「ゴールデン街で飲んでるんだ」
というとちょっと通っぽくないですか? ここ数年、外国人観光客が増加。ヤクザが数百人いると言われている歌舞伎町ですが、外国人たちはそんな事は知りません。歌舞伎町は東京オリンピックに向けて色々な意味で混沌としてきました。
歌舞伎町で飲むのなら、チェーン店も良いですが、この街ならではの飲み屋で飲んではどうでしょう。
新宿駅を背にして新宿区役所の右側に200軒以上の飲み屋が連なっている一角があります。そこがゴールデン街です。
戦前から戦後にかけて日本全国にあった非合法売春地帯、青線の名残りです。
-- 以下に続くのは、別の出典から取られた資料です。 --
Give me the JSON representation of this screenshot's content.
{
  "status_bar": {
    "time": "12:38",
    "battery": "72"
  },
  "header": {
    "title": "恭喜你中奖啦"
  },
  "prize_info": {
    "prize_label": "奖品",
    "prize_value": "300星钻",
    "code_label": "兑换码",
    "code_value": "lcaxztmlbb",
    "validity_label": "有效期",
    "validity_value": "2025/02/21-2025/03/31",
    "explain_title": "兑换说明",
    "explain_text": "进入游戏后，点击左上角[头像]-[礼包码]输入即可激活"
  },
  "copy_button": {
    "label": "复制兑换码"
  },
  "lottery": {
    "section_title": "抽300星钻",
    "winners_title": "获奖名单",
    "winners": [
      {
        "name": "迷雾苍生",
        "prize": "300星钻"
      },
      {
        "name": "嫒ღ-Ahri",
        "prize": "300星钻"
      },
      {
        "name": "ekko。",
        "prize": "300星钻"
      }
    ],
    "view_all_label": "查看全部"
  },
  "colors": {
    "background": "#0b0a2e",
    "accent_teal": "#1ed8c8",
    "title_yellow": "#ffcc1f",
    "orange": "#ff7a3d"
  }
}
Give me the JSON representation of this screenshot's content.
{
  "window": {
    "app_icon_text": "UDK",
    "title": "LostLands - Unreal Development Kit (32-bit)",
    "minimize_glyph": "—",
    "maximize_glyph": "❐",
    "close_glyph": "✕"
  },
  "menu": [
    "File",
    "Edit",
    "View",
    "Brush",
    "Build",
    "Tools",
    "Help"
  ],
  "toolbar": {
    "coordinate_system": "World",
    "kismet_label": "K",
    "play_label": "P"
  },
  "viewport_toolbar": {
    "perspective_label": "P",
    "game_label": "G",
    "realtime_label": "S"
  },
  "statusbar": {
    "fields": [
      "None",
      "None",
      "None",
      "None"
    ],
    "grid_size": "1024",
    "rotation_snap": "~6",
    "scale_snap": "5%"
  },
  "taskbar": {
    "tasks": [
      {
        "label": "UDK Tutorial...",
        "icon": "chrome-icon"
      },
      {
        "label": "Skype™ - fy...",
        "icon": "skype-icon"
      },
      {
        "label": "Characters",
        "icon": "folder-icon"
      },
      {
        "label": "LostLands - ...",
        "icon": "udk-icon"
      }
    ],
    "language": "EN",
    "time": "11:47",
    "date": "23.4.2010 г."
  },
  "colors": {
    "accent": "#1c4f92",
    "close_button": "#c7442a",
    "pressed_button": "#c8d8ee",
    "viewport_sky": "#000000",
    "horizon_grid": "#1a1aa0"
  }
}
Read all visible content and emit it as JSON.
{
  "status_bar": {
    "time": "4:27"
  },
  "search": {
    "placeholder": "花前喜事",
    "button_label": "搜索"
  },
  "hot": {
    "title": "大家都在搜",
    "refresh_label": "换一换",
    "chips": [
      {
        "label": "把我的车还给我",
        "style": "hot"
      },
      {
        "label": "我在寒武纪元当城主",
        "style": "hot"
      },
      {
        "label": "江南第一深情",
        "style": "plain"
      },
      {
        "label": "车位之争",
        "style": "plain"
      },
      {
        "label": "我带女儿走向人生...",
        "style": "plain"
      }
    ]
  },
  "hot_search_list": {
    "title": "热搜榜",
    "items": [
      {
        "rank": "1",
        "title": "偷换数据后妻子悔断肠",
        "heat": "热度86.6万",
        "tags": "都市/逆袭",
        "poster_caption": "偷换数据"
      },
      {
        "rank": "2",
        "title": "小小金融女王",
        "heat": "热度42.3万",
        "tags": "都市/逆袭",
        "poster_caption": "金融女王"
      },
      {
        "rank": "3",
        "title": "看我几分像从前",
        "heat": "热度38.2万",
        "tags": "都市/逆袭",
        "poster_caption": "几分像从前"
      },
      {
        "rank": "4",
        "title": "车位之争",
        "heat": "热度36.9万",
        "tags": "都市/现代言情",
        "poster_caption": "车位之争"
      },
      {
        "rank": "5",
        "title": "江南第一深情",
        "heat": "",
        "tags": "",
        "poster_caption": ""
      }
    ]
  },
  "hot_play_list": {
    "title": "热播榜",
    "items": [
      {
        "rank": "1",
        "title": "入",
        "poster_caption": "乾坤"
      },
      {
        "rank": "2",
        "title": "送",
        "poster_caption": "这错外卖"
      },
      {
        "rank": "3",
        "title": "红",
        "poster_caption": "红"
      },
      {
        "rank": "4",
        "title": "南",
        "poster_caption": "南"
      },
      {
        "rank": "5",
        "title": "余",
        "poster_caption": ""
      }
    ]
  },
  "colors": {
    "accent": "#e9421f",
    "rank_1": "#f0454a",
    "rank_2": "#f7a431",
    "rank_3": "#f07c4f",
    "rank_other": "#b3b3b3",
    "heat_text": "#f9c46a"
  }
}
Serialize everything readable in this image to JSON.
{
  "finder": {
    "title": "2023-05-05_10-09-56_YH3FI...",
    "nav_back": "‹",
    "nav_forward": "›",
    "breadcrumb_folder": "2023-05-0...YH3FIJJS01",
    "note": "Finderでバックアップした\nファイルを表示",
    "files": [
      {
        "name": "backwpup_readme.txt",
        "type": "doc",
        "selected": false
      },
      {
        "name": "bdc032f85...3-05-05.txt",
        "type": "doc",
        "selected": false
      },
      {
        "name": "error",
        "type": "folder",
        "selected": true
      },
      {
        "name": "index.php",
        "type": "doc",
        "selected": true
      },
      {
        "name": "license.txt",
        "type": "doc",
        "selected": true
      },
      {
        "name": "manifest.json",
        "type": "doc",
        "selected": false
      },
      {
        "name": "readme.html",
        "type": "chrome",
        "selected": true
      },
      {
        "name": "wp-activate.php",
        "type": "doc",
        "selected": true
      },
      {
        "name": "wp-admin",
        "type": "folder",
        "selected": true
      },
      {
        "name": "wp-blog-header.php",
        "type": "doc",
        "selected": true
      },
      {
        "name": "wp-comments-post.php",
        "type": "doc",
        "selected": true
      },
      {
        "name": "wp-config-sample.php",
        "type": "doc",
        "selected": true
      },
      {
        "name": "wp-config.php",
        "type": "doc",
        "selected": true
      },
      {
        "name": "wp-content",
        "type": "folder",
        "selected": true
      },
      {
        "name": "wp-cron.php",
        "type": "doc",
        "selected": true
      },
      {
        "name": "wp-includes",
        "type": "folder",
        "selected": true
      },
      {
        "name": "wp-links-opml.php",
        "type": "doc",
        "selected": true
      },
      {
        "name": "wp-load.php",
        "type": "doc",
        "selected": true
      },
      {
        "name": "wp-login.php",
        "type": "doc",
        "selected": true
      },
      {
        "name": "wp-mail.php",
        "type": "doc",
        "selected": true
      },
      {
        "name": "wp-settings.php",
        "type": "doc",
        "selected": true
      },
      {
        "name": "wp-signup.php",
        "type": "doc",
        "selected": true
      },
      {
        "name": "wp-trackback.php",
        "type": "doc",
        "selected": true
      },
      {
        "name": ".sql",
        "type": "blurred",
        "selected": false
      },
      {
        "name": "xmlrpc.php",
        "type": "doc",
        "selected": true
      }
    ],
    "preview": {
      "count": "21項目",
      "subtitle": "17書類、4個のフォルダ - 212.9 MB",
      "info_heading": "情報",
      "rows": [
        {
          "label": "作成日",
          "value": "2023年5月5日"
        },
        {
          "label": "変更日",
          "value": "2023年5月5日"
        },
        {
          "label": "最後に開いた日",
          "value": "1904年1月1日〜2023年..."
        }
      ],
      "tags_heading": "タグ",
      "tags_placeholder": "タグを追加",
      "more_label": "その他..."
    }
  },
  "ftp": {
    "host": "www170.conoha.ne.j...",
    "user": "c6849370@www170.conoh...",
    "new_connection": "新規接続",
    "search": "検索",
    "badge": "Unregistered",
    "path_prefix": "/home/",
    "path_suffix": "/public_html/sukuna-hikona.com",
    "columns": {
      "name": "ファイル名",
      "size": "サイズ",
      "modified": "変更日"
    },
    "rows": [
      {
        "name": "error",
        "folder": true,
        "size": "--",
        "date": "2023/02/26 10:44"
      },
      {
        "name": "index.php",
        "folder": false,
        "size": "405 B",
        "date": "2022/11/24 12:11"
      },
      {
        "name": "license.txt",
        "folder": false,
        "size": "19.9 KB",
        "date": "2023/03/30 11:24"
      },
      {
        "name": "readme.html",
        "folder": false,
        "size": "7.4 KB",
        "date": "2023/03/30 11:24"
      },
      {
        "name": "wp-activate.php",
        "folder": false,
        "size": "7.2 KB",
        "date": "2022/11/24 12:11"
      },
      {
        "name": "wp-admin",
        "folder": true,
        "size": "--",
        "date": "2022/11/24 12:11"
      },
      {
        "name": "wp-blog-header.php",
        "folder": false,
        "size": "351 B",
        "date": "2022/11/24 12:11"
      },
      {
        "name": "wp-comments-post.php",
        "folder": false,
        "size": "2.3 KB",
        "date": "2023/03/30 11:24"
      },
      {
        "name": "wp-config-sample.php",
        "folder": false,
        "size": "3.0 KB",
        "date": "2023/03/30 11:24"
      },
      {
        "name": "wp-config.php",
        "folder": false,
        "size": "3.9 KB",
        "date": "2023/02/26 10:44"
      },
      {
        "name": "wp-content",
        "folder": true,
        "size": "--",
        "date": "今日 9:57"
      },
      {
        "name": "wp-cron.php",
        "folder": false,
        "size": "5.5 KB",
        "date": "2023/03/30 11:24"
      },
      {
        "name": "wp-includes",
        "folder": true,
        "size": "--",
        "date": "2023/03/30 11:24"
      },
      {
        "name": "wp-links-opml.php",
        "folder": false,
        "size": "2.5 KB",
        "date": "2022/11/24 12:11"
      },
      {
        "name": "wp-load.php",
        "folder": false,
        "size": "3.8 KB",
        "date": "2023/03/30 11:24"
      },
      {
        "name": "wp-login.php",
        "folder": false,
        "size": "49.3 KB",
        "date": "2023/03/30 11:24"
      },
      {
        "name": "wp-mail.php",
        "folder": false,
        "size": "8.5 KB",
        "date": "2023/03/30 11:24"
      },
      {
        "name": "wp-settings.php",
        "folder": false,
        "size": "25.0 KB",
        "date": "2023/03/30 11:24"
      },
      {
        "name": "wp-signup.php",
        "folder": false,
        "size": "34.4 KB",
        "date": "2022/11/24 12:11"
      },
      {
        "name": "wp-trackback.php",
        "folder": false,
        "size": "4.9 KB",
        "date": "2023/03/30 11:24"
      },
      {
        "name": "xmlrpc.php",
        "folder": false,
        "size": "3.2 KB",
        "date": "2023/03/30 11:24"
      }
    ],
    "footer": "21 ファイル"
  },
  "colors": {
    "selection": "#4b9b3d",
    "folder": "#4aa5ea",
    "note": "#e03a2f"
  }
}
合法は赤線と呼ばれ歌舞伎町に近いところだと新宿二丁目がそうでした。
だからゴールデン街は雰囲気が独特です。足を踏み入れにくいというか。
しかし、外国人観光客の増加に伴い、若年層のお客さんも多くなってきました。店主自体も若い人が店をオープンさせたりと、入りやすくなっています。
ゴールデン街で飲んでるんだ、と言ってしまうにはこんな条件をクリアしてみてはいかかでしょう。
1、行きつけの店が五軒ある
以前、ゴールデン街を特集した記事でそんな事が書いてあったのを覚えています。確かに一軒だけだと、店がたまたま休みだった場合、寂しいですよね。あるいは店が満員の時も多々あります。大概の店は十人入れば満席だからです。もしも連れがいて「ゴールデン街に知っている店があるんだ」と勢いこんで行ったものの、そんな状態だったらテンションも下がってしまうかも知れません。僕の個人的意見ですが三軒知っていれば十分ではないでしょうか。五〜六軒知っていれば気持ちは楽です。
2、三人ぐらいで行く
前述したように十人は入れるか入れないかという店が多いので、二人もしくは三人で行くのが丁度良いです。もともと一人客が多いですし。時々五人くらいでゴールデン街を歩いいる人がいますが、ちょっと五人入るのは難しいです。
ただ、花園神社前の「BOND'S」という店やゴールデン街入り口の串揚げ屋なら入れるかも知れません。
3、もちろん一人でも構わない
一人客は圧倒的に多いのでそこは全く構わないです。ただゴールデン街自体が初めての人は、初見は入りにくいでしょう。最初は誰かに連れて行ってもらうのが無難です。そういう僕も初めてゴールデン街に入った時は、ぼったくられるんじゃないかとか心配でした。通常は五千円ぐらい持っていれば二、三杯は飲めるのではないでしょうか。僕はボトルを入れているのですが、その場合何杯飲んでも二千円のところが多いです。焼酎のボトルで六千円ぐらいでしょうか。
4、「会員制」と書いてある店は入らない
大体こういう店は外から見えないようになっています。要するに「一見お断り」という意味です。ただ決して誤解して頂きたくないのは、こういう店はマスコミ御用達だったりして店内では記者同士がオフレコ話をしている事が多々あります。そういう成り立ちですから、決して偉ぶっている訳ではないのです。そっと通り過ぎましょう。店に入りたいのなら、知り合いに連れてきてもらうか、その店の常連から紹介されたと言って入るのが無難です。
5、客引きの店には入らない
ぼったくり店は、ほぼ無くなったと思いますが、以前はありました。ビール一本で五千円とかのレベルですが。大体、そういう店は外で客引きをしているので分かりやすいです。が、近年は観光客の増加もあってほとんどないと思います。
以上、思いつくまま書いてみました。
では、どうしたら行きつけの店を増やせるのかを最後に。
一軒、店に入ったとします。ある程度、時間が経ってから(すぐ帰るのは失礼ですからね)「もう一軒行ってみたいので、どこかいい店知りませんか」と店主に尋ねてみましょう。多分、店主も行っている店を紹介してくれるはずです。
そうすると、紹介の紹介という形で行きつけの店が増えていきます。祭りの屋台をハシゴするような楽しい感覚でお酒が飲めると思います。
が、くれぐれも飲みすぎに注意してください。ゴールデン街は磁場というか独特の雰囲気があって、どうも酔うのが早い気がするのです。と感じるのは僕だけでしょうか。
飲み歩き・文◎久田将義
「本当はここは三光街なんだよ。ゴールデン街って右から数えて、道二本ぐらいの事なんだ」とうんちくを垂れてみるのもいいかも知れません。